Defendants assert that “Plaintiff does not know enough facts to establish the how, when, where to whom and by what means alleged, fraudulent actions were committed.” (Demurrer at  p. 10:2-3.) To the extent Defendants are relying on evidence in support of this assertion, the argument raises a factual issue that is not appropriate for demurrer. To the extent Defendants are asserting that the allegations on the face of the Complaint are insufficient, the Court notes that in support of the first cause of action for intentional misrepresentation, Plaintiff alleges that “[o]n or about March 21, 2019, and subsequently, Mr. Borella, on behalf of each Defendant, represented in writing to DRW that Impact had agreed to materially amend the terms of their form adhesion contracts. Mr. Borella and DRW negotiated and circulated addendums to the contracts, which all parties agreed to use as the agreements.” (Compl., ¶ 36.) Plaintiff alleges that “Mr. Borella’s representation was false.” (Compl., ¶ 37.)[1] In support of the third cause of action for negligent misrepresentation, Plaintiff alleges that “[o]n or about March of 2019, Mr. Borella, on behalf of each of the Impact Defendants, represented in writing to D/R Welch that Impact agreed to the addenda, which included material provisions to the agreement. The Impact Defendants also presented to D/R Welch a copy of the agreed Addenda.” (Compl., ¶ 50.) Plaintiff alleges that these representations were not true. (Compl., ¶ 51.)

In support of the second cause of action for false promise, Plaintiff alleges that “[o]n or about March 2, 2019, Mr. Borella, on behalf of each Defendant, promised to DRW that Impact had agreed to all the terms of the negotiated addenda and that those addenda would be part of the contract.” (Compl., ¶ 43.) Plaintiff alleges that “Mr. Borella and the Defendants did not intend to perform this promise when they made it.” (Compl., ¶ 44.) Plaintiff further alleges that “[o]n May 21, 2020, Mr. Cucco, in furtherance of the fraud, sent a letter to DRW, claiming that it was in breach of the CompleteCare Agreement and Lease Agreement which Mr. Cucco attached to his letter. Both Agreements attached to his letter were forged documents that were altered in failing to attach the addenda, which included material provisions negotiated by the parties. Mr. Cucco intentionally and willfully included altered and forged documents in order to gain an

advantage in business and, in conjunction with Mr. Borella, to complete the fraud on DRW.” (Compl., ¶ 46.)

The Court does not find that Defendants have demonstrated that Plaintiff has failed to allege facts in the Complaint demonstrating “how, when, where, to whom, and by what means the representations were tendered” in these causes of action. (Tenet Healthsystem Desert, Inc. v. Blue Cross of California, supra, 245 Cal.App.4th 821, 838.)
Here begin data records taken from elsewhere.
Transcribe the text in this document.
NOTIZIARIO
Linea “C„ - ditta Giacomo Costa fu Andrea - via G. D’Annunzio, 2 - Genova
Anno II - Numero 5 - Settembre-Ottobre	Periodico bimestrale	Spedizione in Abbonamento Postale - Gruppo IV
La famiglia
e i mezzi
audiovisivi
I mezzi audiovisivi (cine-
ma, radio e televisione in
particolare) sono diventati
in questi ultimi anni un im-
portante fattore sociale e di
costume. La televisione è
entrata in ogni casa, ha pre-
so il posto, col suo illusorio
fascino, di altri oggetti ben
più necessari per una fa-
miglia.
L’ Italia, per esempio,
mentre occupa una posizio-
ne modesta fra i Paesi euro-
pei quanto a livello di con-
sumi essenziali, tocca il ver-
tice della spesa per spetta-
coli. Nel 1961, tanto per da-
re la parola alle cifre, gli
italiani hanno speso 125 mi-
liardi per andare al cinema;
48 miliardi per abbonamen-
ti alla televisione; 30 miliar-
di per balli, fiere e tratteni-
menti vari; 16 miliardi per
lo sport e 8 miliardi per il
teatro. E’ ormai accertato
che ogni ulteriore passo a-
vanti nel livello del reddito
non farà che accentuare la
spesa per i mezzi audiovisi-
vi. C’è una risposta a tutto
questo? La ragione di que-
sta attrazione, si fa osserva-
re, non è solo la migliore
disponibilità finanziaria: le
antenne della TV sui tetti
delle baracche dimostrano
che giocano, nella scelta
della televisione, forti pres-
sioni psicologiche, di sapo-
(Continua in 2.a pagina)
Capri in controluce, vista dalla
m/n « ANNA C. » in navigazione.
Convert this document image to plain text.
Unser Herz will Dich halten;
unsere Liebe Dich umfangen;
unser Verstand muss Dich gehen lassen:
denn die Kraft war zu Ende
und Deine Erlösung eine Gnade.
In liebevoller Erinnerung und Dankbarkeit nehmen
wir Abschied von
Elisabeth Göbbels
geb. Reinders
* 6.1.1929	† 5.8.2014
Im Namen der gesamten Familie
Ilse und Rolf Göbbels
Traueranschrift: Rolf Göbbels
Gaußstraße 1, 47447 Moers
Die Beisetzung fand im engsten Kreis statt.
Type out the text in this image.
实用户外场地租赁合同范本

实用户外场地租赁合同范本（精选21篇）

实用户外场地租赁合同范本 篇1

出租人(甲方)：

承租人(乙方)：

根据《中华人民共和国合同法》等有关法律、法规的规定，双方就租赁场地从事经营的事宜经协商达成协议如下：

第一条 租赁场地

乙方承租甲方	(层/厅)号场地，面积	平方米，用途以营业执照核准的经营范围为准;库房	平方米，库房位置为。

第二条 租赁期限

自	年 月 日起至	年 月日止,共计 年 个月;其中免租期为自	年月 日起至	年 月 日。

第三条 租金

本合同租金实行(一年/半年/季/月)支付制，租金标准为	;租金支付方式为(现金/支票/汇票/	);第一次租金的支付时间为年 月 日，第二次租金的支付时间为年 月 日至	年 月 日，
Lastly, Defendants do not explain why they contend the fourth cause of action for violation of Business and Professions Code section 17200 is insufficiently pled.

Conclusion 

Based on the foregoing, the Court continues the hearing on the demurrer to ___________, 2023 at 10:00 a.m. in Dept. 50. The parties may present to the Court information relevant to “(1) the propriety of taking judicial notice of [Exhibits 1-6 to Mr. Kish’s Declaration in support of Defendants’ demurrer], and (2) the tenor of the matter to be noticed.” (Evid. Code, § 455, subd. (a).) Any such briefs must be filed and served on or before ___________, 2023 and may not include arguments pertaining to any other matters.

Defendants are ordered to give notice of this ruling.

 

DATED:  February 24, 2023                         ________________________________

Hon. Teresa A. Beaudet

Judge, Los Angeles Superior Court



[1]Plaintiff further alleges that “[o]n May 21, 2020 Mr. Cucco, in furtherance of the fraud, sent a letter to DRW claiming that D/R Welch breached the ComleteCare Agreement and Lease Agreement which Defendant Cucco attached to his letter. Both Agreements attached to his letter were forged documents that were altered in failing to attach the addenda, which included revised material provisions. Defendant Cucco intentionally and willfully included altered and forged documents in order to gain an advantage in business and, in conjunction with Defendant Borella, to complete the fraud on DRW.” (Compl., ¶ 39.)